Отличные знаки различий, бренные тела новейшего времени.
Не мертвые внутри, нет, но пустые, заполненные плюшем, вперемешку с кишками и дерьмом.
И мы с тобой, о Женщина, были такими, мы были такими.
Но выбора нам не оставалось, точнее, мы сами себя его постоянно лишали.
Запирались в комнате мрачной, и предавались ненависти, но настолько чистой.
Мы не хотели славы, деньги нам были ни к чему, только похоть и потные тела.
Ты была чуть толще чем обычно, а я был чуть живее чем казалось.
Ты была слегка подавлена, а я не был немного более разудалым чем запоздалые извинения.
Песня 29.
Слабости были настолько нестабильны, что порой превращались в нечто большее, чем могло показаться нам обоим.
Обоюдные согласия становились лишком сложны и шатки в сложившихся обстоятельствах.
Недовольно скоропостижным становилось безумие, сквозь марлевую повязку.
Мерзлота квартирных радиаторов окутывала по-новому.
Мы ждали отопительного сезона, грезили каждый по-своему, и жевали одеяло беззубым ртом.
Потом окукливались, и впадали в спячку.
Но по весне мы не превращались в сначала в гусениц, потом в бабочек, мы так и оставались грязными личинками, пульсируя по очереди.
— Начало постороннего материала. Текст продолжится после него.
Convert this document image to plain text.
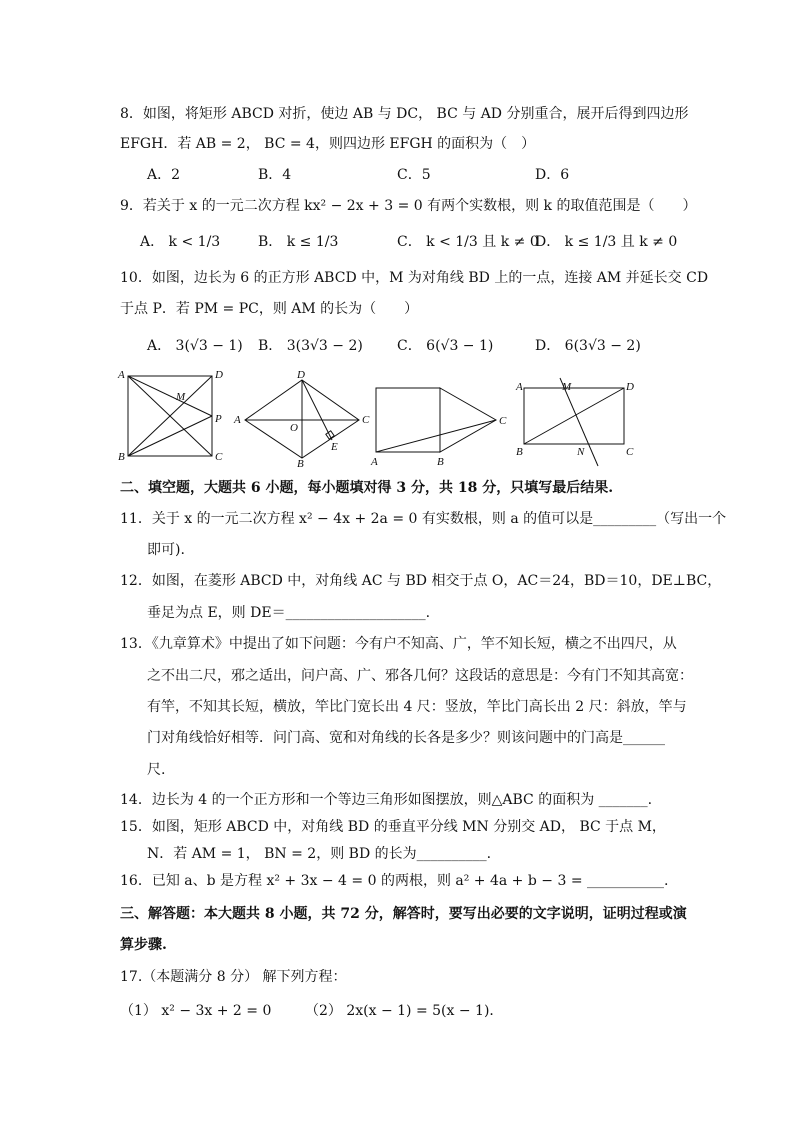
8．如图，将矩形 ABCD 对折，使边 AB 与 DC， BC 与 AD 分别重合，展开后得到四边形
EFGH．若 AB = 2， BC = 4，则四边形 EFGH 的面积为（　）
A．2	B．4	C．5	D．6
9．若关于 x 的一元二次方程 kx² − 2x + 3 = 0 有两个实数根，则 k 的取值范围是（　　）
A． k < 1/3	B． k ≤ 1/3	C． k < 1/3 且 k ≠ 0
D． k ≤ 1/3 且 k ≠ 0
10．如图，边长为 6 的正方形 ABCD 中，M 为对角线 BD 上的一点，连接 AM 并延长交 CD
于点 P．若 PM = PC，则 AM 的长为（　　）
A． 3(√3 − 1) B． 3(3√3 − 2) C． 6(√3 − 1)	D． 6(3√3 − 2)
A	D
M
P
B	C
D
A
O
C
E
B
C
A	B
A	M	D
B	N	C
二、填空题，大题共 6 小题，每小题填对得 3 分，共 18 分，只填写最后结果.
11．关于 x 的一元二次方程 x² − 4x + 2a = 0 有实数根，则 a 的值可以是_________（写出一个
即可).
12．如图，在菱形 ABCD 中，对角线 AC 与 BD 相交于点 O，AC＝24，BD＝10，DE⊥BC，
垂足为点 E，则 DE＝____________________.
13．《九章算术》中提出了如下问题：今有户不知高、广，竿不知长短，横之不出四尺，从
之不出二尺，邪之适出，问户高、广、邪各几何？这段话的意思是：今有门不知其高宽：
有竿，不知其长短，横放，竿比门宽长出 4 尺：竖放，竿比门高长出 2 尺：斜放，竿与
门对角线恰好相等．问门高、宽和对角线的长各是多少？则该问题中的门高是______
尺.
14．边长为 4 的一个正方形和一个等边三角形如图摆放，则△ABC 的面积为 _______.
15．如图，矩形 ABCD 中，对角线 BD 的垂直平分线 MN 分别交 AD， BC 于点 M，
N．若 AM = 1， BN = 2，则 BD 的长为__________.
16．已知 a、b 是方程 x² + 3x − 4 = 0 的两根，则 a² + 4a + b − 3 = ___________.
三、解答题：本大题共 8 小题，共 72 分，解答时，要写出必要的文字说明，证明过程或演
算步骤.
17.（本题满分 8 分） 解下列方程：
（1） x² − 3x + 2 = 0 （2） 2x(x − 1) = 5(x − 1)．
Ты видела снова дивные сны, я снова видел черно-белый шум.
Общался с мертвыми, забывал живых.
Глотал проточную воду, фильтровал своим организмом, и одаривал им землю.
И ничего не росло на ней, только дивная колючая акация.
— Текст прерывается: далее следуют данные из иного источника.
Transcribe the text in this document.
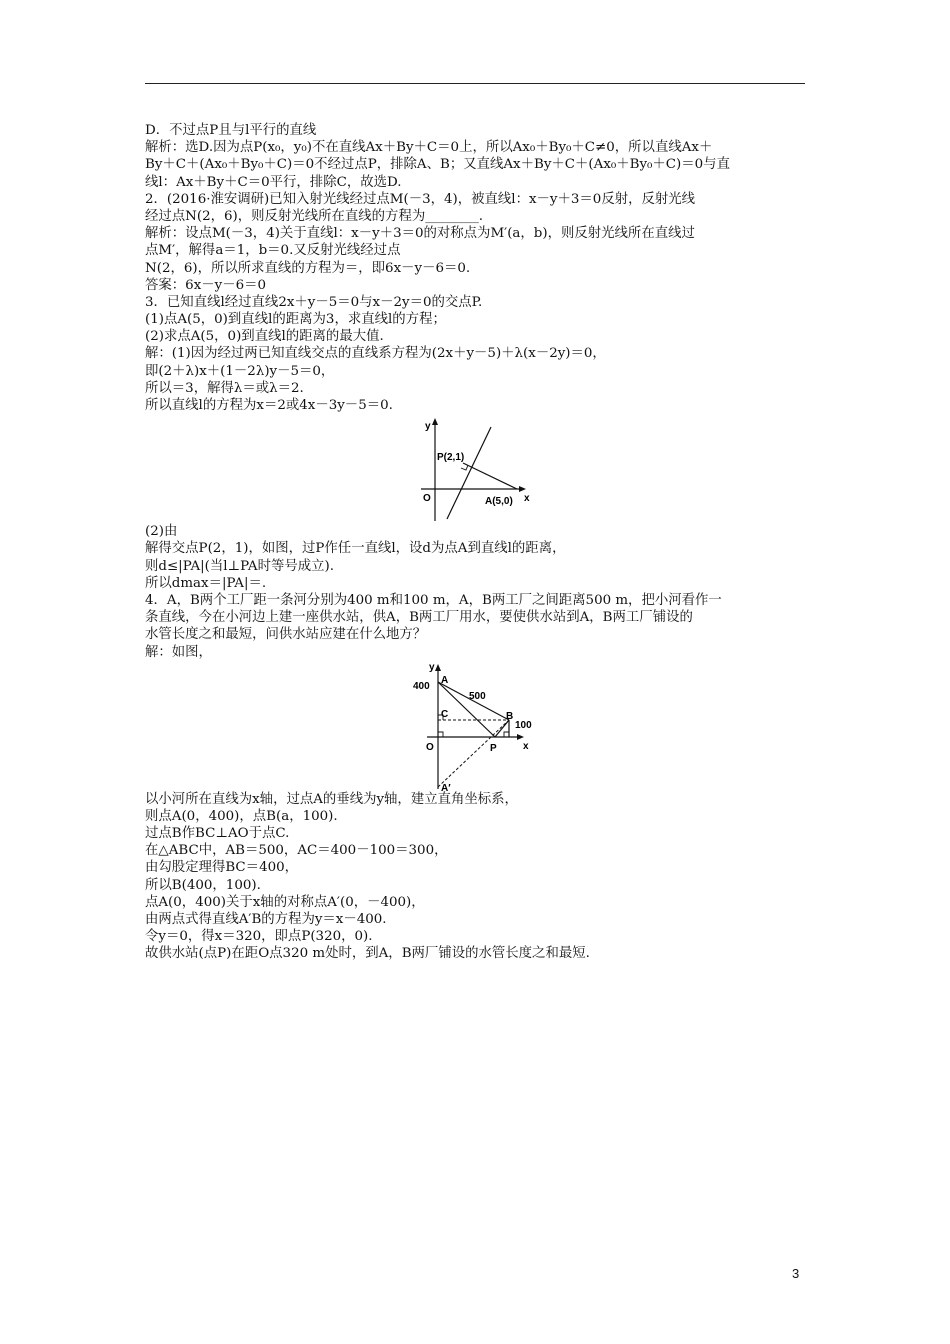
D．不过点P且与l平行的直线
解析：选D.因为点P(x₀，y₀)不在直线Ax＋By＋C＝0上，所以Ax₀＋By₀＋C≠0，所以直线Ax＋
By＋C＋(Ax₀＋By₀＋C)＝0不经过点P，排除A、B；又直线Ax＋By＋C＋(Ax₀＋By₀＋C)＝0与直
线l：Ax＋By＋C＝0平行，排除C，故选D.
2．(2016·淮安调研)已知入射光线经过点M(－3，4)，被直线l：x－y＋3＝0反射，反射光线
经过点N(2，6)，则反射光线所在直线的方程为________.
解析：设点M(－3，4)关于直线l：x－y＋3＝0的对称点为M′(a，b)，则反射光线所在直线过
点M′，解得a＝1，b＝0.又反射光线经过点
N(2，6)，所以所求直线的方程为＝，即6x－y－6＝0.
答案：6x－y－6＝0
3．已知直线l经过直线2x＋y－5＝0与x－2y＝0的交点P.
(1)点A(5，0)到直线l的距离为3，求直线l的方程；
(2)求点A(5，0)到直线l的距离的最大值.
解：(1)因为经过两已知直线交点的直线系方程为(2x＋y－5)＋λ(x－2y)＝0，
即(2＋λ)x＋(1－2λ)y－5＝0，
所以＝3，解得λ＝或λ＝2.
所以直线l的方程为x＝2或4x－3y－5＝0.
y
x
O
P(2,1)
A(5,0)
(2)由
解得交点P(2，1)，如图，过P作任一直线l，设d为点A到直线l的距离，
则d≤|PA|(当l⊥PA时等号成立).
所以dmax＝|PA|＝.
4．A，B两个工厂距一条河分别为400 m和100 m，A，B两工厂之间距离500 m，把小河看作一
条直线，今在小河边上建一座供水站，供A，B两工厂用水，要使供水站到A，B两工厂铺设的
水管长度之和最短，问供水站应建在什么地方？
解：如图，
y
x
O
A
400
500
C	B
100
P
A′
以小河所在直线为x轴，过点A的垂线为y轴，建立直角坐标系，
则点A(0，400)，点B(a，100).
过点B作BC⊥AO于点C.
在△ABC中，AB＝500，AC＝400－100＝300，
由勾股定理得BC＝400，
所以B(400，100).
点A(0，400)关于x轴的对称点A′(0，－400)，
由两点式得直线A′B的方程为y＝x－400.
令y＝0，得x＝320，即点P(320，0).
故供水站(点P)在距O点320 m处时，到A，B两厂铺设的水管长度之和最短.
3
Нечистоты плыли по трубам, это были мы.
Кислотные дожди жгли глаза, это тоже были мы.
Цвет слоновой кости не вызывал уже былого восторга, цвет человеческой кости был не таким, и имел схожий эффект.
Слыли везде идиотами, безумцами, так есть.
Приходи к нам, вместе посмеемся.
Если будет время, если будет темно, вкрутим лампочку помощнее.
Будем целоваться до упаду, ты, своими бледными губами, я ножом.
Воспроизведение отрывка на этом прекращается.